Si bien la intención de la cámara de fabricantes era extender el crédito hasta fin de año para darle lugar a los proveedores de maquinaria de grano fino, el Ministerio de Producción extendió el beneficio, por ahora, hasta el 31 de agosto.
Desde que se puso en marcha, a mediados de enero, el Banco Nación recibió más de 500 solicitudes de crédito y se concretaron alrededor de 200 operaciones por un monto inferior a los 100 millones de pesos, según datos de la Cámara Argentina de Fabricantes de Maquinaria Agrícola (Cafma). El financiamiento, disponible sólo para los socios de la cámara, tiene una tasa del ocho por ciento anual.

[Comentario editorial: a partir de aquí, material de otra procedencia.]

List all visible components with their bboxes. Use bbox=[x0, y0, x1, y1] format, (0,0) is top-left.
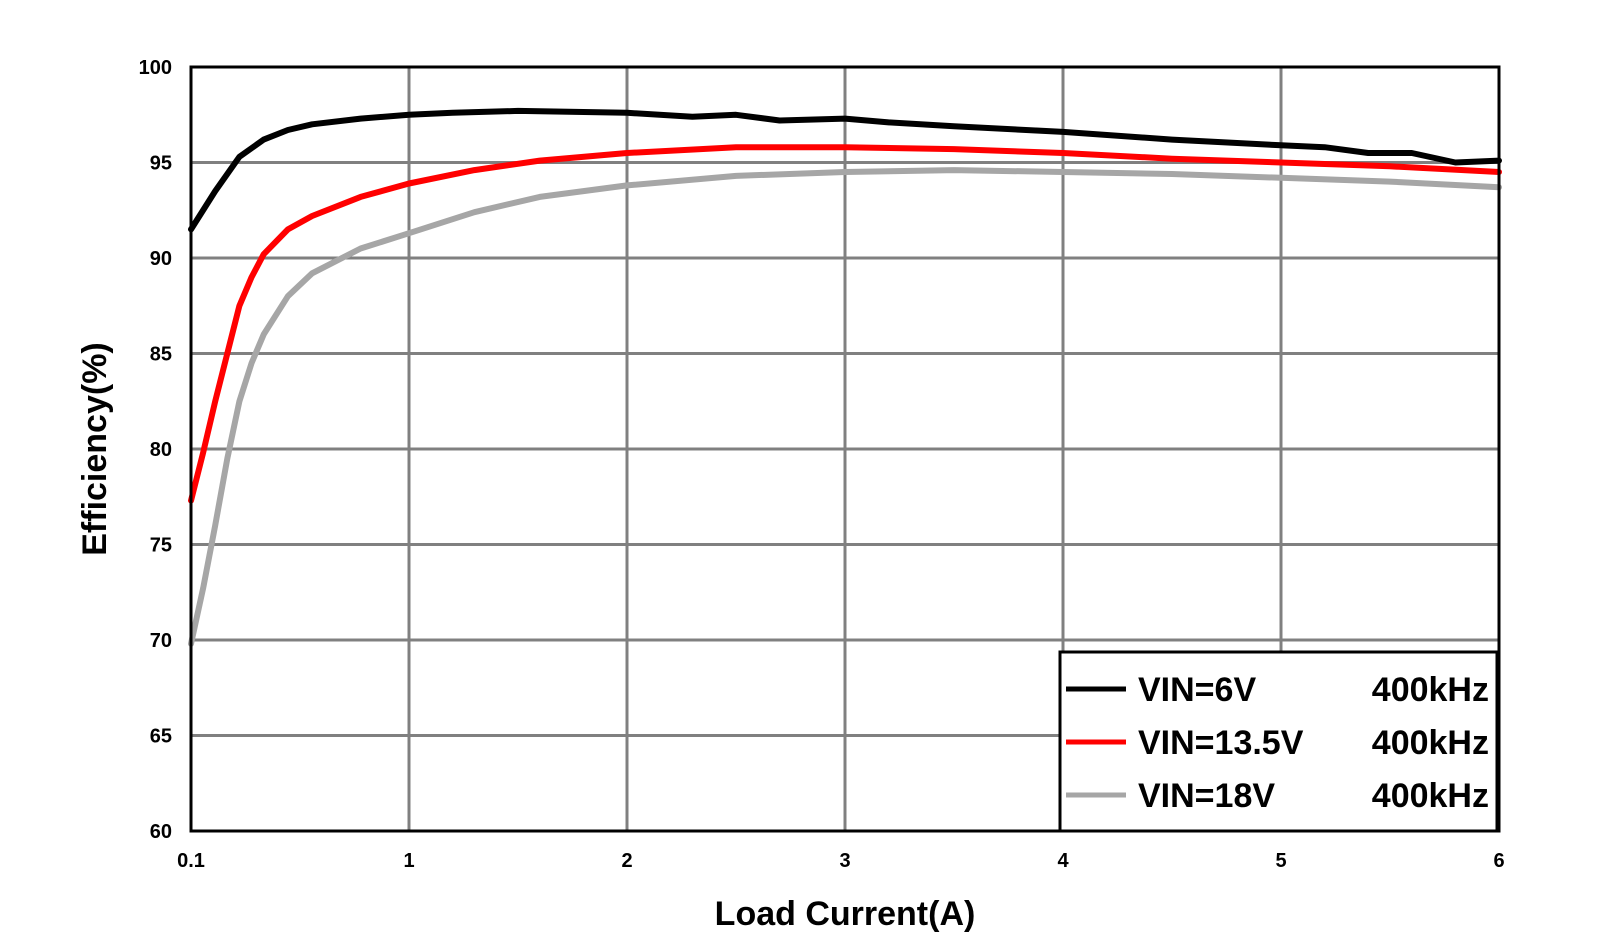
series-line-0 bbox=[188, 107, 1502, 233]
y-tick-label: 85 bbox=[150, 344, 172, 366]
y-tick-label: 95 bbox=[150, 153, 172, 175]
series-line-2 bbox=[188, 167, 1502, 647]
y-tick-label: 80 bbox=[150, 439, 172, 461]
series-line-1 bbox=[188, 144, 1502, 504]
legend-freq-0: 400kHz bbox=[1372, 671, 1489, 709]
legend-label-2: VIN=18V bbox=[1138, 777, 1275, 815]
legend-label-1: VIN=13.5V bbox=[1138, 724, 1304, 762]
legend-freq-1: 400kHz bbox=[1372, 724, 1489, 762]
legend: VIN=6V 400kHz VIN=13.5V 400kHz VIN=18V 400kHz bbox=[1058, 650, 1499, 833]
y-tick-labels: 60 65 70 75 80 85 90 95 100 bbox=[139, 57, 172, 843]
y-tick-label: 90 bbox=[150, 248, 172, 270]
y-axis-title: Efficiency(%) bbox=[76, 342, 114, 556]
y-tick-label: 75 bbox=[150, 535, 172, 557]
legend-box bbox=[1058, 650, 1499, 833]
series-layer bbox=[188, 107, 1502, 647]
legend-freq-2: 400kHz bbox=[1372, 777, 1489, 815]
x-tick-label: 4 bbox=[1057, 850, 1069, 872]
y-tick-label: 60 bbox=[150, 821, 172, 843]
grid-lines bbox=[191, 67, 1499, 831]
y-tick-label: 65 bbox=[150, 726, 172, 748]
x-tick-label: 1 bbox=[403, 850, 414, 872]
x-tick-label: 2 bbox=[621, 850, 632, 872]
plot-frame bbox=[189, 65, 1501, 833]
legend-label-0: VIN=6V bbox=[1138, 671, 1256, 709]
x-tick-label: 3 bbox=[839, 850, 850, 872]
x-axis-title: Load Current(A) bbox=[715, 895, 976, 933]
y-tick-label: 70 bbox=[150, 630, 172, 652]
x-tick-label: 0.1 bbox=[177, 850, 205, 872]
x-tick-label: 6 bbox=[1493, 850, 1504, 872]
x-tick-labels: 0.1 1 2 3 4 5 6 bbox=[177, 850, 1504, 872]
x-tick-label: 5 bbox=[1275, 850, 1286, 872]
y-tick-label: 100 bbox=[139, 57, 172, 79]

En Córdoba, el reintegro del 10 por ciento del valor de la maquinaria anunciado por el Gobierno está cumpliendo sus pasos administrativos. Un total de 30 fábricas cordobesas y 200 concesionarias que adhirieron al plan han informado la realización de 200 operaciones que, potencialmente, podrían verse alcanzada por la devolución. Todo suma, pero no alcanza. El miércoles, en una reunión en Las Parejas, más de 150 fabricantes de todo el país pidieron a la Nación un plan de salvataje.
Importación suspendida. Según las cifras del Indec, la venta de maquinaria agrícola en el primer trimestre del año cayó 61 por ciento. Si se consideran sólo los rubros tractores y cosechadoras, la retracción entre enero y abril llega hasta 65 y 80 por ciento respectivamente, según la Asociación de Fábricas Argentinas de Tractores (Afat). La suspensión de las licencias automáticas para el ingreso de equipos desde el exterior comenzará a sentirse en el mercado. Desde comienzos de marzo y por 60 días, las fábricas con plantas en el extranjero tuvieron plazo para ingresar al país todos los equipos que estaban en tránsito. Durante ese período, sus ventas involucraron a ese stock disponible. Desde mayo, el ingreso de embarques está suspendido y a criterio de la Secretaría de Industria de la Nación, que tiene a su cargo el monitoreo de la demanda doméstica. De continuar la retracción que muestra el mercado interno, en Cafma confían en que se mantendrá la suspensión de los ingresos.